Is your rent dropping? Bloomberg says yes

Apparently one news source thinks your rent is going to drop -- but I'm not buying it. Bloomberg, the business news website and TV station, has an article out about rent in different US cities and claims rent will drop in DC by 2% this year.

Of course I'd like this to be true, but I can't imagine it. It's nice enough if landlords don't increase rent, let alone drop it. Plus if anybody has tried to find a place to live lately, it's crazy out there: huge open houses with tons of people, long questionnaires for potential housemates, and snap decisions due to places being filled really quickly.

There are some problems to Bloomberg's analysis though: they include the entire metro area, meaning the numbers are skewed by the burbs. They also say there's too much supply, but this doesn't seem to be the case in our area, where apartments are going for more than $2000 in new buildings. I know some buildings have been converted from condos to apartments, but as far as I can tell, those are being snapped up.

In Real Estate Business Intelligence's latest housing report for the 20010 zip code, there are fewer houses on the market now than 1 year ago, but prices are up 17%, which to me means there's still demand.

So if your rent has really dropped, I'd be shocked -- and good for you!


  1. While their timing may be off, I think this is a trend a long time in the making. Just like QE, we will have multiple instances of Sequester: right now we're on Sequester 1. As Sequester 2, 3, etc. pop up, expect federal government layoffs, which of course will hit DC particularly hard (a delayed hit). This will drive people out of the more expensive downtown areas, into the 'burbs, and eventually (possibly) out of the region altogether.

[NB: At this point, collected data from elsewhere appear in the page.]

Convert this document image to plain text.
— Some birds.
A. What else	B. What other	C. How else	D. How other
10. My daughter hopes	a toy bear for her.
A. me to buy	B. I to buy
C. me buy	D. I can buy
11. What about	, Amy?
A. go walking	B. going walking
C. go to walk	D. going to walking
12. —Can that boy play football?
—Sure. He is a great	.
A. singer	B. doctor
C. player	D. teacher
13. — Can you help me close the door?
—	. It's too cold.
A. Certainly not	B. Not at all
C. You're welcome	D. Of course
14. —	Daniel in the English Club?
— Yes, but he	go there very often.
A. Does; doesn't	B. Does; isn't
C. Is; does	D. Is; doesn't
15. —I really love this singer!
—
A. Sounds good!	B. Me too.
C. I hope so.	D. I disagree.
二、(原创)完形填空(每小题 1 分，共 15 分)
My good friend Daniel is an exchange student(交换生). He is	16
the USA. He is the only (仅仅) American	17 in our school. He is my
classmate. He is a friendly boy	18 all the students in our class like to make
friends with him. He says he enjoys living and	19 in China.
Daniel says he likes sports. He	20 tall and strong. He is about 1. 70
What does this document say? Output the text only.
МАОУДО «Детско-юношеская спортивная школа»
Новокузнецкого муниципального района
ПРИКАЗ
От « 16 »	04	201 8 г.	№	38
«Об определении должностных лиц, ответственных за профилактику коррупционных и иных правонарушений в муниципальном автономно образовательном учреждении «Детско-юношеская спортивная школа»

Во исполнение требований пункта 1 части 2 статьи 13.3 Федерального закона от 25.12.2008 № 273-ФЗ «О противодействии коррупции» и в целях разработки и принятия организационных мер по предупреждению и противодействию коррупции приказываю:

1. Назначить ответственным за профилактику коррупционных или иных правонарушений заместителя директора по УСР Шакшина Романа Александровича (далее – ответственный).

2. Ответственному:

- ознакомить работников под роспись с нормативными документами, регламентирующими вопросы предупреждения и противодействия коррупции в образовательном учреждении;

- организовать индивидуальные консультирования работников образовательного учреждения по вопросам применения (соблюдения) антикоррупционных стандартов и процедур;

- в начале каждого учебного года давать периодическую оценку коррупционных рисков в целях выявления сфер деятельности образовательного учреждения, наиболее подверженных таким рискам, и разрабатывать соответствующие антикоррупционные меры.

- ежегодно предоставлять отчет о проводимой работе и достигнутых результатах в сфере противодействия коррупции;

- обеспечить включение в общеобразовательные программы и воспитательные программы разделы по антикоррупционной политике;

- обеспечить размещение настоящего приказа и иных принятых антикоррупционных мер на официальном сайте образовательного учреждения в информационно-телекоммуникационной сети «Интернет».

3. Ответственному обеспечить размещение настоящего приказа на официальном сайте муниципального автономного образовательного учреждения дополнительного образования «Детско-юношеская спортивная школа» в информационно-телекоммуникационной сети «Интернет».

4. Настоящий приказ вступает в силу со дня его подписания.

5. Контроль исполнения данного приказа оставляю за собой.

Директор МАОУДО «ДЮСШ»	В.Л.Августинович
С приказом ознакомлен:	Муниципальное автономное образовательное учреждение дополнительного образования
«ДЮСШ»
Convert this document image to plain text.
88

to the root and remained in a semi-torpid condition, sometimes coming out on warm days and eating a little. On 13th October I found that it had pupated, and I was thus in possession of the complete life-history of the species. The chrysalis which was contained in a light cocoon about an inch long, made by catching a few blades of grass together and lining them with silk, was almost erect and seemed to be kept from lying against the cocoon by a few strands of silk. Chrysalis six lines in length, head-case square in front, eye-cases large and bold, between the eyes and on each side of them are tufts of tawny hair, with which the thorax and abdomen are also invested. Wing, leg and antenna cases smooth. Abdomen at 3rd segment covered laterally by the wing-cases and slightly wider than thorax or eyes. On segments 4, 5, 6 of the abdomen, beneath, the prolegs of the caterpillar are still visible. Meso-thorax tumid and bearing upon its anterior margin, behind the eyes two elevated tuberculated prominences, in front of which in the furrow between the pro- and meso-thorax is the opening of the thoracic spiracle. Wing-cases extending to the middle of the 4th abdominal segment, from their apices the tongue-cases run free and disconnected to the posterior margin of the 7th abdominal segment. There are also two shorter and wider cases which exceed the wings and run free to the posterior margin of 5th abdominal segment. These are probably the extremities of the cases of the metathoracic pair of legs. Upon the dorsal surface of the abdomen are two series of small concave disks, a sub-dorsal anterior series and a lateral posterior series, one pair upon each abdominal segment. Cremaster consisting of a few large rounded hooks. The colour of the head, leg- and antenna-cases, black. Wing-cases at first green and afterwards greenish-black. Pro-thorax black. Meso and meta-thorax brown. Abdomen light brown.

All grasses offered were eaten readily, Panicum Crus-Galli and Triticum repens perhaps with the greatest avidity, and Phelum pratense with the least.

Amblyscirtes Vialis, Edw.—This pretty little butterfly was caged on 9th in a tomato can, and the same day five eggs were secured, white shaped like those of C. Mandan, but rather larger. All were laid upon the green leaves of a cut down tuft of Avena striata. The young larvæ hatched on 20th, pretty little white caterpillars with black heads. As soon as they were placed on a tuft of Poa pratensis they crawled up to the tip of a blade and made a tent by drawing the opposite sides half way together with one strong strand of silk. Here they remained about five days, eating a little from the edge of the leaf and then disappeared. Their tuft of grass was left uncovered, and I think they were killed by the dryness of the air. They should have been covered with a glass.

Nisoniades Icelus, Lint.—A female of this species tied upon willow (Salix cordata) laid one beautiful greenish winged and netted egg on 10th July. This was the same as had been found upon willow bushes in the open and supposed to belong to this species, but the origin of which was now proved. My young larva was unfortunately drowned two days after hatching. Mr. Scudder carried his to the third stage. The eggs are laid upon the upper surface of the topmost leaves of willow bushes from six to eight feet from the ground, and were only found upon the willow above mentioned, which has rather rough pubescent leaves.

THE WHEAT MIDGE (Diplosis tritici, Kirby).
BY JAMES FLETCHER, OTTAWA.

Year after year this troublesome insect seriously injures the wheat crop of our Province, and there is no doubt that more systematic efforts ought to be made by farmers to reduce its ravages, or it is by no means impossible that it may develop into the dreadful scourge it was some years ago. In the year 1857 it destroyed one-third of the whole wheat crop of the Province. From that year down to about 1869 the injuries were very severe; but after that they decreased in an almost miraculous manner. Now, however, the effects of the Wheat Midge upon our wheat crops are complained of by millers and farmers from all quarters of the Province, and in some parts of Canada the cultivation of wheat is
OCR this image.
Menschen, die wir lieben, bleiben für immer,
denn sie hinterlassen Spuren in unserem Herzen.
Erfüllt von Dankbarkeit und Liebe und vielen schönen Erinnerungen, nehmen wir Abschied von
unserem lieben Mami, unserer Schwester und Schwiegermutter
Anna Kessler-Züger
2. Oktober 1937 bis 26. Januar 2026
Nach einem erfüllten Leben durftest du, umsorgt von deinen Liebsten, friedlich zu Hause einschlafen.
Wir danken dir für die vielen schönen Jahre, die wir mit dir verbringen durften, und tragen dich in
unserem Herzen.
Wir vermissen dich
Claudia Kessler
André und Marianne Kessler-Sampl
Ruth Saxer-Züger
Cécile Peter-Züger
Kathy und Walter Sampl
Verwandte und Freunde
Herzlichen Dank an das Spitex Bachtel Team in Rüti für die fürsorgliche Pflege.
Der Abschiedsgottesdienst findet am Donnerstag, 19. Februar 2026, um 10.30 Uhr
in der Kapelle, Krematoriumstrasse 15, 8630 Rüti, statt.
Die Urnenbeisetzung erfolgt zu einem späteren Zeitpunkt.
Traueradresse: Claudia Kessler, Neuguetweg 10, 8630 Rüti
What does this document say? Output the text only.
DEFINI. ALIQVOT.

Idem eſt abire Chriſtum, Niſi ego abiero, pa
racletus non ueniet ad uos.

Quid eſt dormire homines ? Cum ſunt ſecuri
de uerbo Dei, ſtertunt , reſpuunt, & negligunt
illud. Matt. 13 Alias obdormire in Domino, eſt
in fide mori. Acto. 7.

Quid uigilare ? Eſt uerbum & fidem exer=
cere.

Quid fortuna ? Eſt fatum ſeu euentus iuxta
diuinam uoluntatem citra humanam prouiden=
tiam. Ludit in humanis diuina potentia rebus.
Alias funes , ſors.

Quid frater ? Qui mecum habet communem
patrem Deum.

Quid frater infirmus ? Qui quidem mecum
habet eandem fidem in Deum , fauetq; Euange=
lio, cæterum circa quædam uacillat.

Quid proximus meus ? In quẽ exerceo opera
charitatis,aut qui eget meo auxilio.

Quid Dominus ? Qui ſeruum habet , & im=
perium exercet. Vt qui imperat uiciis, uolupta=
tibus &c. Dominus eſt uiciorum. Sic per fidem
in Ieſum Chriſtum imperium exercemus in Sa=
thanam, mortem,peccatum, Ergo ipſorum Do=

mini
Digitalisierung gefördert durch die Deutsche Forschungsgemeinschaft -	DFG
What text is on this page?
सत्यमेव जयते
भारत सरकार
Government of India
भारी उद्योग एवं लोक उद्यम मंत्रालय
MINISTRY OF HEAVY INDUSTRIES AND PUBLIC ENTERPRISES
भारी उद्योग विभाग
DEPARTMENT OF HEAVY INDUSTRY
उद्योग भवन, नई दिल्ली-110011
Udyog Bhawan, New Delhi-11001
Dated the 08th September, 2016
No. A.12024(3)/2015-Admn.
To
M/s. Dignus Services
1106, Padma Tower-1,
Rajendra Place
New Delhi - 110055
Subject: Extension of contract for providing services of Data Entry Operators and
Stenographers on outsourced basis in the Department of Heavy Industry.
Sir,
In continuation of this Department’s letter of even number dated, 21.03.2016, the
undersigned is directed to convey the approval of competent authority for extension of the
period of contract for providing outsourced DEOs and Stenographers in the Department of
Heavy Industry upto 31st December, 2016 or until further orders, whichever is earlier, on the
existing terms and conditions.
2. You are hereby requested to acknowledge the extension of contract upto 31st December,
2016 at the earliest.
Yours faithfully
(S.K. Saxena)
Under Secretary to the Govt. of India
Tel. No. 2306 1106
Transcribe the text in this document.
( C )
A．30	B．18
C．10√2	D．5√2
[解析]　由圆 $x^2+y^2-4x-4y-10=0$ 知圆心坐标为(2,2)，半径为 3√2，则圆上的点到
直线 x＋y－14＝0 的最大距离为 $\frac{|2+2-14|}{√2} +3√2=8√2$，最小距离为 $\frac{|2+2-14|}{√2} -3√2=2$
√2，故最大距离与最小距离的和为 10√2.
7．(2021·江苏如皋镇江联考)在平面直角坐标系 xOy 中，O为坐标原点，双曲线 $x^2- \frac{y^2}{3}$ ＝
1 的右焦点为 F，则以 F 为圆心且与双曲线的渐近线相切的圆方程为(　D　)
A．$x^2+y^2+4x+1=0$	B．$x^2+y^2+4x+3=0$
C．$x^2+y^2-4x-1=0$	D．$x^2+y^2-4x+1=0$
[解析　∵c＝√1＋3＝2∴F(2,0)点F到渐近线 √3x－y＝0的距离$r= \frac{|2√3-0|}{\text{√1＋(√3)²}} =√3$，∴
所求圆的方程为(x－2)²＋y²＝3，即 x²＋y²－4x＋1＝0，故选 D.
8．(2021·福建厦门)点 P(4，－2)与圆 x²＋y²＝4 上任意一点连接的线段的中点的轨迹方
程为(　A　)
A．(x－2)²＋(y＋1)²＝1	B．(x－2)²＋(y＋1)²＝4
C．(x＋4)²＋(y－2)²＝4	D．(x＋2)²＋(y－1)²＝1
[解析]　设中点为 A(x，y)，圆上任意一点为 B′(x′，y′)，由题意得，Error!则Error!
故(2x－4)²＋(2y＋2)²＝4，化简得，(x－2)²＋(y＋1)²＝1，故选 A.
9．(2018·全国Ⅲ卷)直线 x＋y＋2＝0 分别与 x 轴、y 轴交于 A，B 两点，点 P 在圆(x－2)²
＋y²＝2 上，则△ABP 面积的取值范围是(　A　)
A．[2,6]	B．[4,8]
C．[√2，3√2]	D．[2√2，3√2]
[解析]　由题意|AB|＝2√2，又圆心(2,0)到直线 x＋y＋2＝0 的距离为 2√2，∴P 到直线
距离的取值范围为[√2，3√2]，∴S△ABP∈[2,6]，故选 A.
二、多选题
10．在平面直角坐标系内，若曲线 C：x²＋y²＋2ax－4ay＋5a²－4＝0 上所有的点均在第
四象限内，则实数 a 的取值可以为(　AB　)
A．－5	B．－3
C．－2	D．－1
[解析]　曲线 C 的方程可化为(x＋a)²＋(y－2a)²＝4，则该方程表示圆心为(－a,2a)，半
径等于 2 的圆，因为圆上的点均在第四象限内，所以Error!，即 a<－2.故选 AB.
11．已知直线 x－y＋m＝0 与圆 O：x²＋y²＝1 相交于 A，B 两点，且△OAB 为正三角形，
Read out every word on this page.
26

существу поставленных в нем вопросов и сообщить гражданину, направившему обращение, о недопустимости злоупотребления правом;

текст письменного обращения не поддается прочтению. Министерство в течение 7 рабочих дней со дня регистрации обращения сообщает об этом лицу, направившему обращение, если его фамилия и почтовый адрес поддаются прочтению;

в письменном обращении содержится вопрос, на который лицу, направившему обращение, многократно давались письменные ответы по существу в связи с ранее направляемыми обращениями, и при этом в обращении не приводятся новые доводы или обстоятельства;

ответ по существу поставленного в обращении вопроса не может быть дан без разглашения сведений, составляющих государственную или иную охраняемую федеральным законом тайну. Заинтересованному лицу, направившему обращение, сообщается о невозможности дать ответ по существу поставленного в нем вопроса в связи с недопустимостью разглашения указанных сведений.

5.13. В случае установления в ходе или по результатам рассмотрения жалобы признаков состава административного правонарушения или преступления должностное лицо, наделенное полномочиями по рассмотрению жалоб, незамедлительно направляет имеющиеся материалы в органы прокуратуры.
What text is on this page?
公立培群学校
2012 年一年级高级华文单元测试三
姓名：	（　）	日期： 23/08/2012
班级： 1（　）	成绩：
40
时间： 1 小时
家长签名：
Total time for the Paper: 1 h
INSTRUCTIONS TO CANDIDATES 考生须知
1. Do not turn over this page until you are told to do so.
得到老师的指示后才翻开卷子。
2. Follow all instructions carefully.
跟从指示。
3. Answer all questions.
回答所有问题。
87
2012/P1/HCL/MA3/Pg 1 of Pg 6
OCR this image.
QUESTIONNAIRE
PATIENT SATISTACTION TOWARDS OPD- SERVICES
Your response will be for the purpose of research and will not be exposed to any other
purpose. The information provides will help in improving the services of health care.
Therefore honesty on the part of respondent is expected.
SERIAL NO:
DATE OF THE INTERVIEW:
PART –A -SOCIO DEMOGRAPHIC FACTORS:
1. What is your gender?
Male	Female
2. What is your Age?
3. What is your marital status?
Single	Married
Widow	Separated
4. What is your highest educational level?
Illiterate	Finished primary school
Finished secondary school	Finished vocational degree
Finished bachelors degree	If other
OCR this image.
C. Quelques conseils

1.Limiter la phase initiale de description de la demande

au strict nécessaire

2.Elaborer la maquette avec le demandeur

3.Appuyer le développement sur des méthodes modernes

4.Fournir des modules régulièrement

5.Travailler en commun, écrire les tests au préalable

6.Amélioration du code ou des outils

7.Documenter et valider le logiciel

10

    All in all, expect higher rents on the outer fringes of the metro lines - and lower rents on the inner.

    - AJ

  2. I dunno, I think it would be the opposite -- people are living more and more in the inner areas of the DC and I don't think many of them area affected by the sequester.

    You could argue that maybe too many new buildings are going up, like on Mass Ave and 14th and V ish, but those seem to be getting residential tenants anyway.

  3. I moved from a studio at 4th and Mass to a brand new building in Columbia Heights (Highland Park West)in which I am the first tenant and I am saving $170 per month in addition to 1 month free rent upfront...I'm happy:) I've watched rents in all the new buildings up and down 14th and have seen fluctuations here and there, mostly going downward, albeit ever so slightly.